About efficiency


Intro

A few weeks back I needed to test working with the “parquet” file type. It turned out I couldn’t (as much as I tried) get my Docker container’s RStudio to take the “arrow” package and install it (it would always fail, but that’s beyond the point for this particular post).

A side note about Parquet files

I hadn’t needed it before, I’ll admit. Working with databases was about enough and fine for me. But for EXCHANGING a rather big dataset (say millions of rows), you can forget about Excel (or CSV for that matter!)…

Well, the “.parquet” file type seems to work nicely. And if you manage to get an environment with all requirements (not hard, but maybe for Containerized RStudio Server on Apple’s ARM architecture, apparently…), installing the arrow package and working with parquet files is pretty straightforward, and indeed is FAST as Hell for such a large amount of entries, for a rather SMALL file format in spite of said number of entries…

Anyhow, that’s not where I was going for today…

Energy efficiency v. Docker on Mac with M1

So as I have mentioned, I WAITED for Docker to be compatible with the M1 chip/SOC of Apple before buying a Macbook Air.

I like the Docker option a lot (it shows in many past entries of this blog…), but there was one thing I never really think about until a recent finding…

See, if I leave my MacBook Air with M1 running the dockerized RStudio Server, then use a browser to access the RStudio, and work on the container basically… It turns out, the battery gets drained MUCH faster. (I don’t know whether I was influenced by the study of the “Green Computing” chapter of the HPC course I was taking right then… Probably :D)

I didn’t do much measuring, I’ll admit, but because of the need to test the arrow package mentioned above, I ended up installing RStudio Desktop DIRECTLY on the MacOS itself… Meaning I can work in R without Docker (I had my reasons not to before, and I still like the Docker way, I just turned out to need to install on the bare machine this one time…).

What happened is, I worked for a few hours with the RStudio Desktop, and no Docker was running… And after a few hours, WHERE I USED to see Docker (meaning in my case RStudio/R scripts…) eat up 30% of the battery in a similar amount of time, RStudio Desktop on the Mac itself turned out to be MUCH EASIER ON THE BATTERY! And I’m talking, roughly (very roughly) eating 20% (or 1/5th) of what I was getting used to with the Docker setup.
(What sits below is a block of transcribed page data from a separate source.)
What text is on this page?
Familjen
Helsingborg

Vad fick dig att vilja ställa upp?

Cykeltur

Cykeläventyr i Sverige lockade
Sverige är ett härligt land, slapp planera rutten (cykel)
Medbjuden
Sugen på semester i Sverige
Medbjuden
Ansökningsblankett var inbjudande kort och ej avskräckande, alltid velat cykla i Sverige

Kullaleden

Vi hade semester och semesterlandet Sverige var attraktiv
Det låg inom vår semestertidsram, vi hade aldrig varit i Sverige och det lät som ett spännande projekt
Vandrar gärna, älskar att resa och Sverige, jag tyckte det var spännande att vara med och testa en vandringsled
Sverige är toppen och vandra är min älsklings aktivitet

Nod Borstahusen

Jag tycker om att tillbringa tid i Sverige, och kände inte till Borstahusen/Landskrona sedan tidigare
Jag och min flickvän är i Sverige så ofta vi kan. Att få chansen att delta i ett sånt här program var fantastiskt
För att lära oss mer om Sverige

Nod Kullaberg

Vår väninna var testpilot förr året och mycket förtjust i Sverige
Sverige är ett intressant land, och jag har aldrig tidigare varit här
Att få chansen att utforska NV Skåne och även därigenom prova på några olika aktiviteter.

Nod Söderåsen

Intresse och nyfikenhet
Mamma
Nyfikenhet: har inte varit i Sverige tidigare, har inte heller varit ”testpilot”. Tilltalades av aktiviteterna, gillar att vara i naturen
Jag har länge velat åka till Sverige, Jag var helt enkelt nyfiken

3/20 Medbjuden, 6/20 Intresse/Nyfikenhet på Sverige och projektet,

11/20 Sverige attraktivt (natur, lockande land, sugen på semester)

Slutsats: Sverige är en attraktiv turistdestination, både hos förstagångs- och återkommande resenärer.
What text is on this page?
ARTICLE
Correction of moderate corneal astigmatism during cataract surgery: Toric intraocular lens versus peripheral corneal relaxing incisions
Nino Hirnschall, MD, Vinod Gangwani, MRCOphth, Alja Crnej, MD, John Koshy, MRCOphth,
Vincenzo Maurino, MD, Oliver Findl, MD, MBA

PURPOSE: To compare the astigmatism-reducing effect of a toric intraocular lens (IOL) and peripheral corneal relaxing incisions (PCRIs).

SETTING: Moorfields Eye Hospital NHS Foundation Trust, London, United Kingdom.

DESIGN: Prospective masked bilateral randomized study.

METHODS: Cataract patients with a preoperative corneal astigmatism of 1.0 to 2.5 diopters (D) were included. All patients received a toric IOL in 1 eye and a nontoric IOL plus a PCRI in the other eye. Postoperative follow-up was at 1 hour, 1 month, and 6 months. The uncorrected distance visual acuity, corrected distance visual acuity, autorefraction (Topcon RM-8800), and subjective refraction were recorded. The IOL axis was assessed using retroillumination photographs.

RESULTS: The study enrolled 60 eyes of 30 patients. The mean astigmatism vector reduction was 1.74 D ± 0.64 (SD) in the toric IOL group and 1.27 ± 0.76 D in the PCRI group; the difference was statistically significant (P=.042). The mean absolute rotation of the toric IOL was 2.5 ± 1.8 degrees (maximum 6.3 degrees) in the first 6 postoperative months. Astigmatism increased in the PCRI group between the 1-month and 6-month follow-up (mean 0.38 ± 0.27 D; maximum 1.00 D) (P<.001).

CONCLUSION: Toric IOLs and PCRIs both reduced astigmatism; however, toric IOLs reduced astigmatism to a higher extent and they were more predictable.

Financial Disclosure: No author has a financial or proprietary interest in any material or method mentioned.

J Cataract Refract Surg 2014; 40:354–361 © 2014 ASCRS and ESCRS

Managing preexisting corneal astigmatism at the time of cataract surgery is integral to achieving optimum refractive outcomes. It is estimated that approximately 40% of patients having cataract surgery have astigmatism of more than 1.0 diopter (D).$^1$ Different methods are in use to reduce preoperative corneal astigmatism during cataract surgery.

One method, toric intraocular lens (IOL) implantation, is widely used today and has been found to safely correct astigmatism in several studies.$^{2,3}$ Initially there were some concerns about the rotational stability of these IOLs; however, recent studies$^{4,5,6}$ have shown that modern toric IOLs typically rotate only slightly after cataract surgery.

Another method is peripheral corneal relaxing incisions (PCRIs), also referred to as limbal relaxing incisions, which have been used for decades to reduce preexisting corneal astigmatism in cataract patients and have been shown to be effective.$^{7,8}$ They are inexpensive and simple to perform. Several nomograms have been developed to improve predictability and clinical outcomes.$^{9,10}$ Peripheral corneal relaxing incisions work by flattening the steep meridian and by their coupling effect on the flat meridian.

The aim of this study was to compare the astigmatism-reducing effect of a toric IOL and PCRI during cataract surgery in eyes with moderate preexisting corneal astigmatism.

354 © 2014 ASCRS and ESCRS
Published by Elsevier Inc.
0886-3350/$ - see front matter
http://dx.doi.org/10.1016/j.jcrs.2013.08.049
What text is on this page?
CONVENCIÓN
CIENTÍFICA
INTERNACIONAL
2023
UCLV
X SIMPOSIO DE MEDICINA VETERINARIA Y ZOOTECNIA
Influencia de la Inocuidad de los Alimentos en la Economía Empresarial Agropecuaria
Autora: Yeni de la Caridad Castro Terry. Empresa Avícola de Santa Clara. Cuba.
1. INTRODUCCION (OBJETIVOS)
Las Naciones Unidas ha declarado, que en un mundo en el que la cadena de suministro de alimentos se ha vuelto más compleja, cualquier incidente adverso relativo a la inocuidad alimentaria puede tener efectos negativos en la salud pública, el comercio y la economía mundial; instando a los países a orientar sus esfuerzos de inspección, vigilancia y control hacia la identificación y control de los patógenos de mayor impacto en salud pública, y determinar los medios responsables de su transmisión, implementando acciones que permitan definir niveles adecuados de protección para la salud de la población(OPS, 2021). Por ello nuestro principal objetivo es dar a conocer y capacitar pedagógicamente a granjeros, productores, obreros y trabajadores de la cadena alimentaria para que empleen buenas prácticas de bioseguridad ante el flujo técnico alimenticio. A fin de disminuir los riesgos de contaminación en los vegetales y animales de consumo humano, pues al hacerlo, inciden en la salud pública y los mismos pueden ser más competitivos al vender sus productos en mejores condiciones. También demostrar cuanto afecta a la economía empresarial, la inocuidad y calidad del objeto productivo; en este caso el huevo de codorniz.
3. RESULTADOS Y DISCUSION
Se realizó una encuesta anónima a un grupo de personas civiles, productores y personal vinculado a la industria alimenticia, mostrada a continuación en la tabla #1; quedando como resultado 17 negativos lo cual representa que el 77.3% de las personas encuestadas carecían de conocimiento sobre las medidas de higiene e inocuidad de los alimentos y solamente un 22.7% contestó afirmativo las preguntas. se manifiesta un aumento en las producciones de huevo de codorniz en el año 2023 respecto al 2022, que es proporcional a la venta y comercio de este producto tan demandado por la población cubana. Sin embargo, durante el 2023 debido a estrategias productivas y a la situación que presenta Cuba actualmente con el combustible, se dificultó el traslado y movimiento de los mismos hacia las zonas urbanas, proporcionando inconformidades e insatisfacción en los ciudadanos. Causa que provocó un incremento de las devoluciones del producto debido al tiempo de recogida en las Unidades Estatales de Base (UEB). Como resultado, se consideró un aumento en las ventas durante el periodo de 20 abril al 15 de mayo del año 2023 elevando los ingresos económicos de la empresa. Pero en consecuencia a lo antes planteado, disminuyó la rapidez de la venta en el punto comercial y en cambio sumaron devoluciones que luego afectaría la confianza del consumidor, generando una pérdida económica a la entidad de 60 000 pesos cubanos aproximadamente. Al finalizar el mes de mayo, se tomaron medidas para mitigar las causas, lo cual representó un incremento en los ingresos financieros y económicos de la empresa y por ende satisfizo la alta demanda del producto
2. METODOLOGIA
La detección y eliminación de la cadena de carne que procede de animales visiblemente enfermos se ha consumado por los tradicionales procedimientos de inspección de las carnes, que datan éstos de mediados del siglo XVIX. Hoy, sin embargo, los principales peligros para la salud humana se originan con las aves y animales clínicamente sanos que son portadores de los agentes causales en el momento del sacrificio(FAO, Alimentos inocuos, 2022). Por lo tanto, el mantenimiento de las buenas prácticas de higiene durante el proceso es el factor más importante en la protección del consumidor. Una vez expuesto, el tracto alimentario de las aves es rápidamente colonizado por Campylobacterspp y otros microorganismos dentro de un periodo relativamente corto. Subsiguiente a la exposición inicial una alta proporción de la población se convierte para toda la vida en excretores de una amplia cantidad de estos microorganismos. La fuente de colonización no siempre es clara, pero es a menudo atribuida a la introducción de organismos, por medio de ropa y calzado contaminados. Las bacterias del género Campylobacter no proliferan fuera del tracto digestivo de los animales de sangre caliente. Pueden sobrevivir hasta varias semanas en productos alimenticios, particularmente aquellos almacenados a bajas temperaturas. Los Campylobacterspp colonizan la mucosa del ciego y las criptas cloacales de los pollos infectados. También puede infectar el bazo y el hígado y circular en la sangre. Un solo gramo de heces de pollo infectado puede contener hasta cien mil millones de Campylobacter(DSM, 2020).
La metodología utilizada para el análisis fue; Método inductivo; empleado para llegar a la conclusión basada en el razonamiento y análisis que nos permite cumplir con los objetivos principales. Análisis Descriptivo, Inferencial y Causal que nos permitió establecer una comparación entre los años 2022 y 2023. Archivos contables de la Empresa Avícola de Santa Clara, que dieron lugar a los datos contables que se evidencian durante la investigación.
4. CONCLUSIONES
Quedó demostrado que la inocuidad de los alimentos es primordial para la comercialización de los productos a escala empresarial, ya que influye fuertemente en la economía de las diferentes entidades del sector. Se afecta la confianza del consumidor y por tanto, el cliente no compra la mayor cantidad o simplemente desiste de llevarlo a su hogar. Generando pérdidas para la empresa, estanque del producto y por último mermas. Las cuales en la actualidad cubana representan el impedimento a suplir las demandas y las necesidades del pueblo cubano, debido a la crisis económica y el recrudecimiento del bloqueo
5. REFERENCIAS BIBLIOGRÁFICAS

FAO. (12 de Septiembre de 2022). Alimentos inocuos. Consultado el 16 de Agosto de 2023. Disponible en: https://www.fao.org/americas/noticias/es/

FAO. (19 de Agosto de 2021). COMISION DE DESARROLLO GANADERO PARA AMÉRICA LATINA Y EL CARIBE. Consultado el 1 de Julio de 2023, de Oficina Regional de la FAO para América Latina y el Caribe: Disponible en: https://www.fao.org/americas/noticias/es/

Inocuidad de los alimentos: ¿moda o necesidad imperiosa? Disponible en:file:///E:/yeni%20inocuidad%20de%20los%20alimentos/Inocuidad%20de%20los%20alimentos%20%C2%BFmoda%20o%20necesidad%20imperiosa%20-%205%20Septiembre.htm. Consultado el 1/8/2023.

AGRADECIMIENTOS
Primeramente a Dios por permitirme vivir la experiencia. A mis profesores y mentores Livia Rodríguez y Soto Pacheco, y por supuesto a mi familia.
Then the new idea for a test came up… Would the bare-metal version also be much faster…? We will have to launch some test for that, but that’s not for today, maybe next time 😉

Conclusions

Docker is great, I can’t say that enough. Sharing setups and compatibility (BUT FOR THE ARM arch :S) is great, meaning it has helped me bring stuff to a small home Linux server, use the SAME setup on a Windows (with WSL2) and that was very much seemless. And it’s much lighter than a full-fledged VM setup.

But it’s still not perfect, meaning there is an overhead, at least a notable one in terms of energy consumption on a MacBook Air M1 setup, with vs without Docker.

And no, I don’t have numbers, and I’m even comparing Apples with Oranges (the Docker setup is for an RStudio Server, vs the RStudio Desktop client installed on the Mac… So there, it’s not even fair to compare).

The other way to look at it? RStudio Desktop on Mac seems to be nicely optimized in terms of power-consumption. I’ll admit: It’s not quite “scientific” enough of me to make such statements at this point… But at least it’s what it seems like.

Further tests shall come at some point later.